Even if the books were used, it can't look things up in them like we can. Their text was used in correlating the relationships between words along many axes, and then discarded. (I think they're starting to let the things go out to the web to find information, so that's less true than it used to be, but it's still not the same.)
Given their extremely indiscriminate approach for collecting text to feed the beast, I'd expect the SRD got absorbed, and the books are pretty likely. (Is that legal? That's a fascinating legal question which isn't going to be answered any time soon, and at great expense.)
Before ChatGPT there was an anecdote used to articulate what machine learning was trying to accomplish, a researcher purportedly told his supervisor, "We're not teaching a computer to play chess, we're teaching it to be a Dungeon Master." Given that, I wouldn't be surprised at all if an SRD made it into early language models (and received updates, I mean computer science and ttrpgs have some significant overlaps on the ol Venn diagram). OpenAI and others have also admitted to "disrupting" copyright in their language model development claiming their conceit of what the AI does transcends the electronic storage boiler plate to most copyright terms. It's "move fast break things" approach where they hope to become instrumental enough to avoid any repercussions or oversight ... like pretty much every other tech innovation of the last 20 years.

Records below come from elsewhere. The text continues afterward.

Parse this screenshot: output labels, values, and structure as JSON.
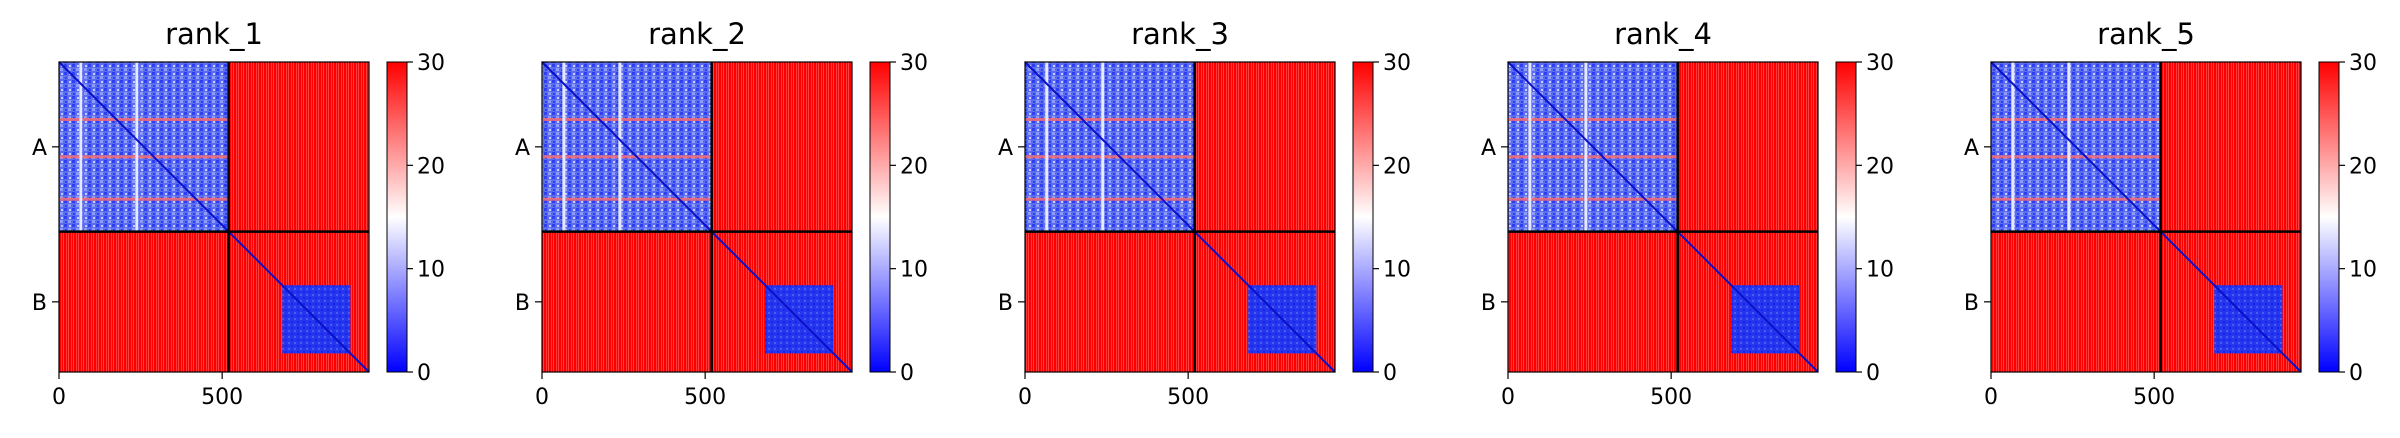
{
  "chart_data": [
    {
      "type": "heatmap",
      "title": "rank_1",
      "chains": [
        "A",
        "B"
      ],
      "x_ticks": [
        0,
        500
      ],
      "chain_boundary": 520,
      "sequence_length": 950,
      "colorbar": {
        "ticks": [
          0,
          10,
          20,
          30
        ],
        "range": [
          0,
          30
        ],
        "colors": [
          "#0000ff",
          "#ffffff",
          "#ff0000"
        ]
      }
    },
    {
      "type": "heatmap",
      "title": "rank_2",
      "chains": [
        "A",
        "B"
      ],
      "x_ticks": [
        0,
        500
      ],
      "chain_boundary": 520,
      "sequence_length": 950,
      "colorbar": {
        "ticks": [
          0,
          10,
          20,
          30
        ],
        "range": [
          0,
          30
        ],
        "colors": [
          "#0000ff",
          "#ffffff",
          "#ff0000"
        ]
      }
    },
    {
      "type": "heatmap",
      "title": "rank_3",
      "chains": [
        "A",
        "B"
      ],
      "x_ticks": [
        0,
        500
      ],
      "chain_boundary": 520,
      "sequence_length": 950,
      "colorbar": {
        "ticks": [
          0,
          10,
          20,
          30
        ],
        "range": [
          0,
          30
        ],
        "colors": [
          "#0000ff",
          "#ffffff",
          "#ff0000"
        ]
      }
    },
    {
      "type": "heatmap",
      "title": "rank_4",
      "chains": [
        "A",
        "B"
      ],
      "x_ticks": [
        0,
        500
      ],
      "chain_boundary": 520,
      "sequence_length": 950,
      "colorbar": {
        "ticks": [
          0,
          10,
          20,
          30
        ],
        "range": [
          0,
          30
        ],
        "colors": [
          "#0000ff",
          "#ffffff",
          "#ff0000"
        ]
      }
    },
    {
      "type": "heatmap",
      "title": "rank_5",
      "chains": [
        "A",
        "B"
      ],
      "x_ticks": [
        0,
        500
      ],
      "chain_boundary": 520,
      "sequence_length": 950,
      "colorbar": {
        "ticks": [
          0,
          10,
          20,
          30
        ],
        "range": [
          0,
          30
        ],
        "colors": [
          "#0000ff",
          "#ffffff",
          "#ff0000"
        ]
      }
    }
  ]
}
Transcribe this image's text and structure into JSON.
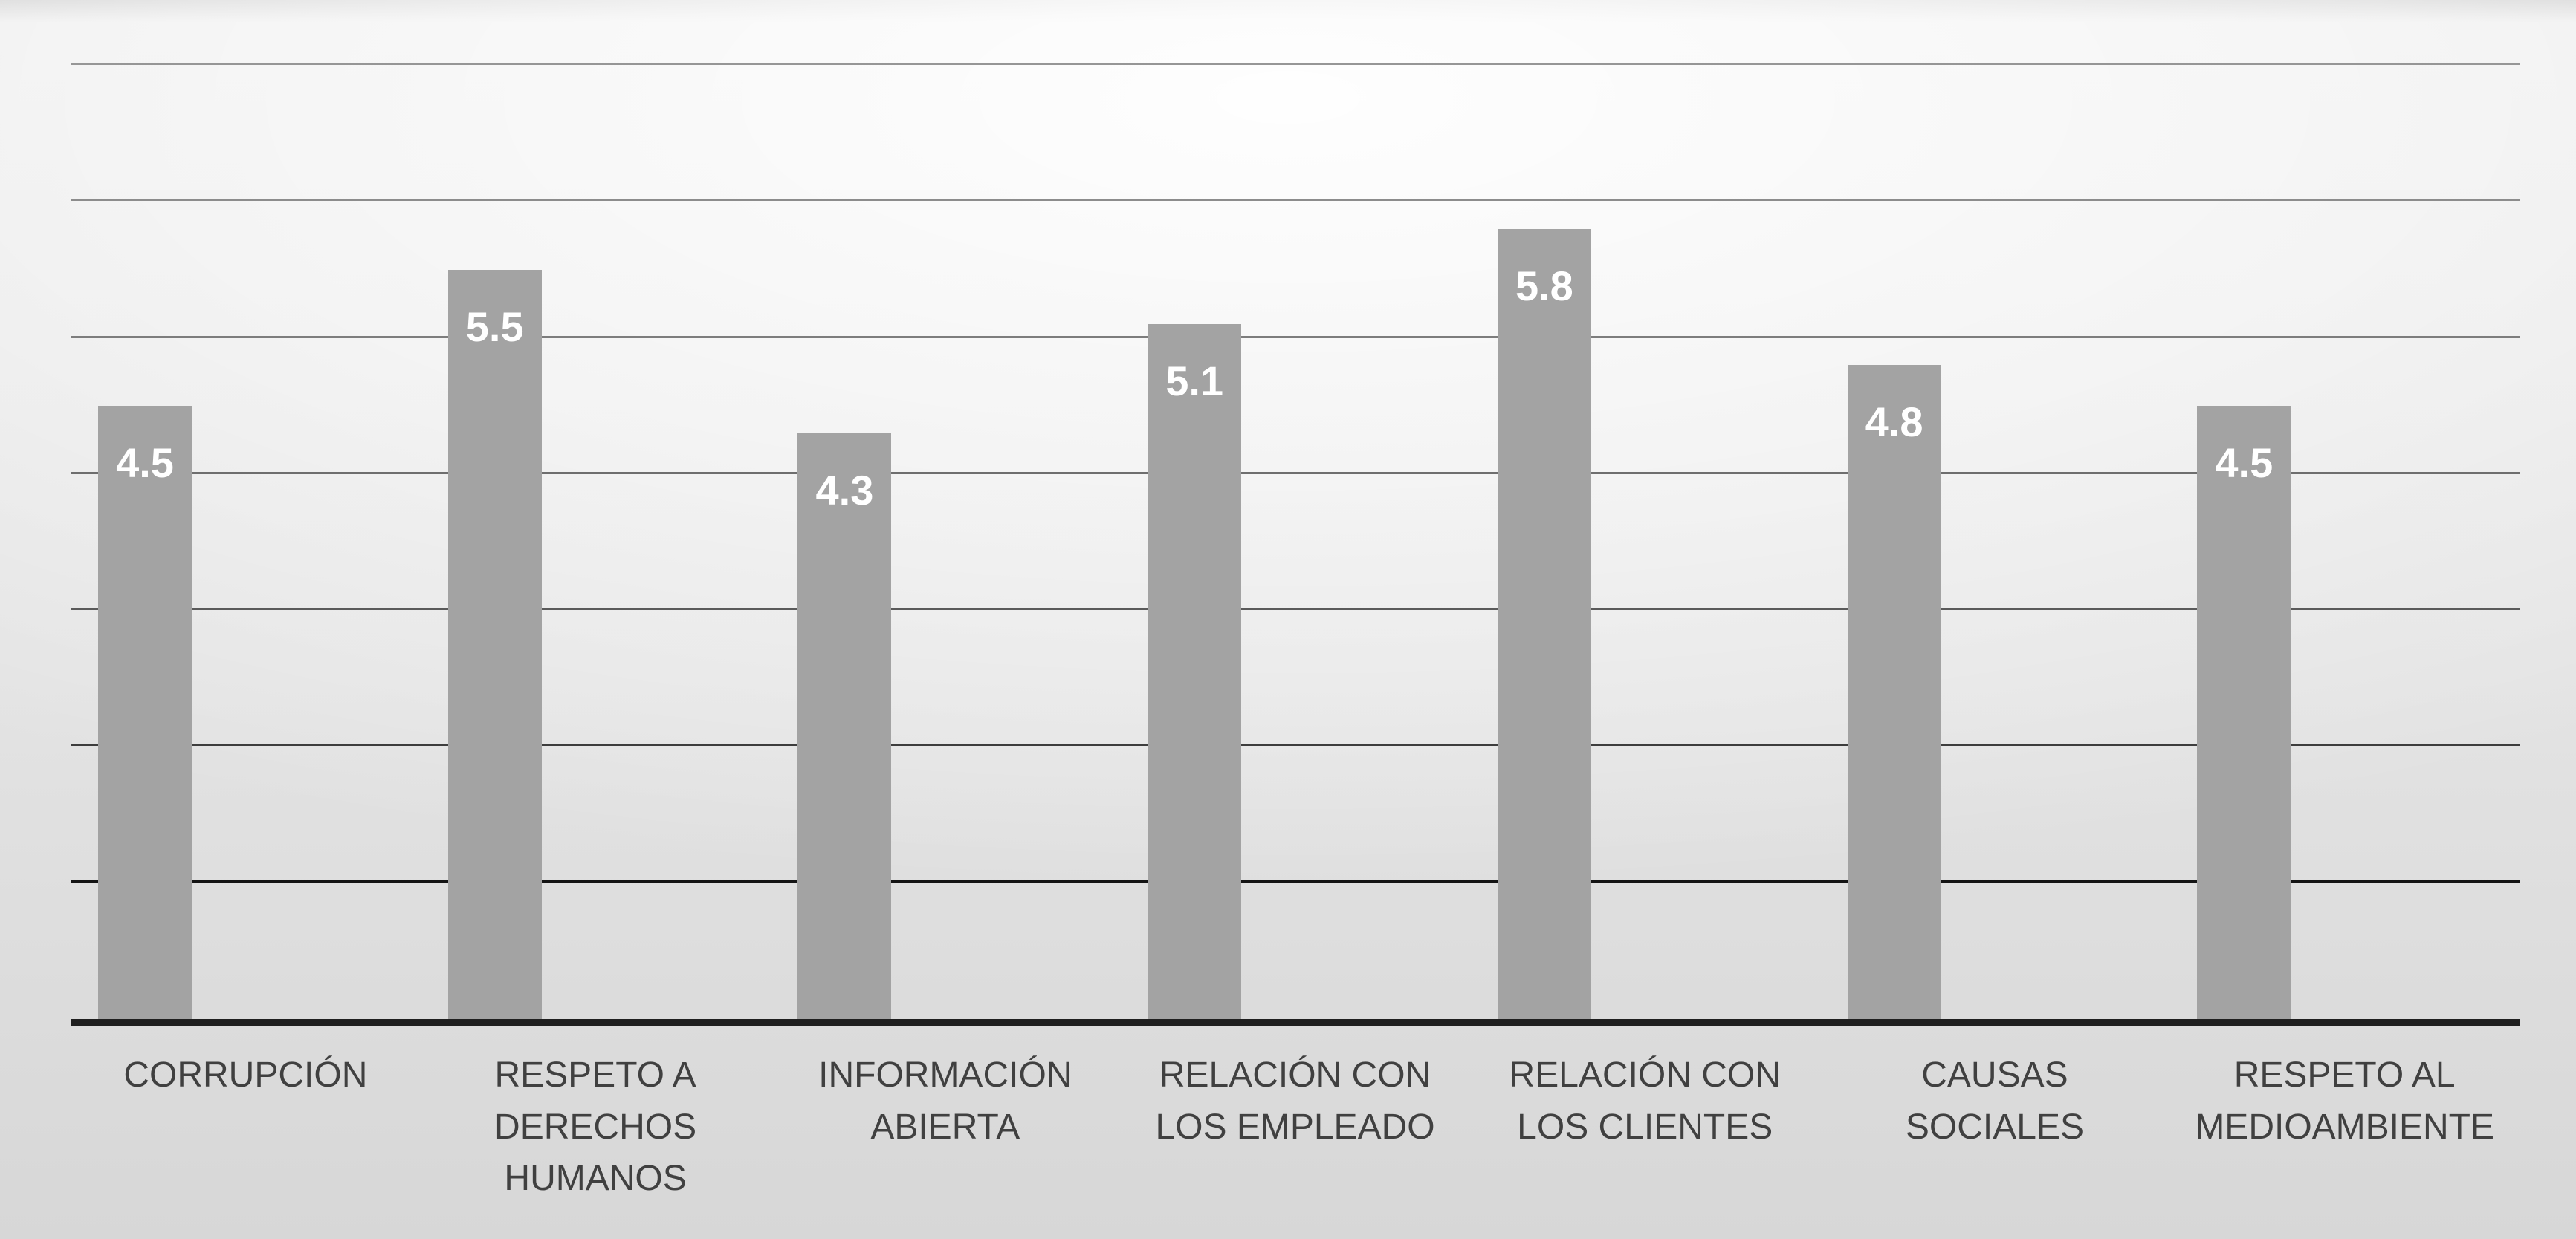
{
  "chart_data": {
    "type": "bar",
    "title": "",
    "xlabel": "",
    "ylabel": "",
    "categories": [
      "CORRUPCIÓN",
      "RESPETO A DERECHOS HUMANOS",
      "INFORMACIÓN ABIERTA",
      "RELACIÓN CON LOS EMPLEADO",
      "RELACIÓN CON LOS CLIENTES",
      "CAUSAS SOCIALES",
      "RESPETO AL MEDIOAMBIENTE"
    ],
    "values": [
      4.5,
      5.5,
      4.3,
      5.1,
      5.8,
      4.8,
      4.5
    ],
    "data_labels": [
      "4.5",
      "5.5",
      "4.3",
      "5.1",
      "5.8",
      "4.8",
      "4.5"
    ],
    "ylim": [
      0,
      7
    ],
    "grid_interval": 1,
    "grid": true,
    "legend": false,
    "y_tick_labels_visible": false,
    "bar_color": "#a3a3a3",
    "data_label_color": "#ffffff",
    "category_label_color": "#404040",
    "gridline_color": "#8c8c8c",
    "axis_color": "#1f1f1f"
  }
}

Jander Sunstar is the thinking person's Drizzt, fight me.
I'm certain it read the OGL, SRD, and Basic Rules here as they are published in public. For the same reason, I don't think ChatGPT scanned the books here on D&D Beyond as that requires ownership to view. If it has the full books in the DB that's because someone scanned them up and pirated on a public URL.
Overall I think the folks behind ChatGPT are trying to shape it into something that respects copyright after the backlash (rightful backlash no less).
ChatGPT did not simply develop its language model from open source and the public domain, there's enough litigation citing specific works to demonstrate that. A lot of ChatGPT "training" was done via copyrighted works. It had this pretense that it wasn't violating copyright anymore than a human who remembers something they read was violating copyright, which is a b.s. argument and also further muddies what AI actually does, pushing a fiction that AI creativity is on par with human thinking. I imagine D&D's present and past product lines are only the most often utilized of many game system texts "trained" into ChatGPT by developers.
OpenAI has been demonstrably two faced on regulation (which would include respect for copyright). It's part and parcel of all the fake math that Tech companies proclaim the harm they may do to workers in the present are insignificant compared to the "net good" tech companies will provide, when what we're witnessing isn't so much an actual altruistic drive but b.s. effective altruism derived virtue fig leaves in front of various tech upstarts and titans in a fight for dominance, which will change folks lives whether or not a regulatory framework is imposed.
Jander Sunstar is the thinking person's Drizzt, fight me.
That's my guess, too.
Totally true.
Thanks for your answers, guys!
It's known there's at least one large collection of pirated ebooks in the training data. IIRC, it's the basis of at least one of the lawsuits.
It has access to the internet and 5th edition SRD is a website on it and it quotes pages in PHB in some of the online resource because they copy pasted parts of the PHB when uploading the rules for OGL use.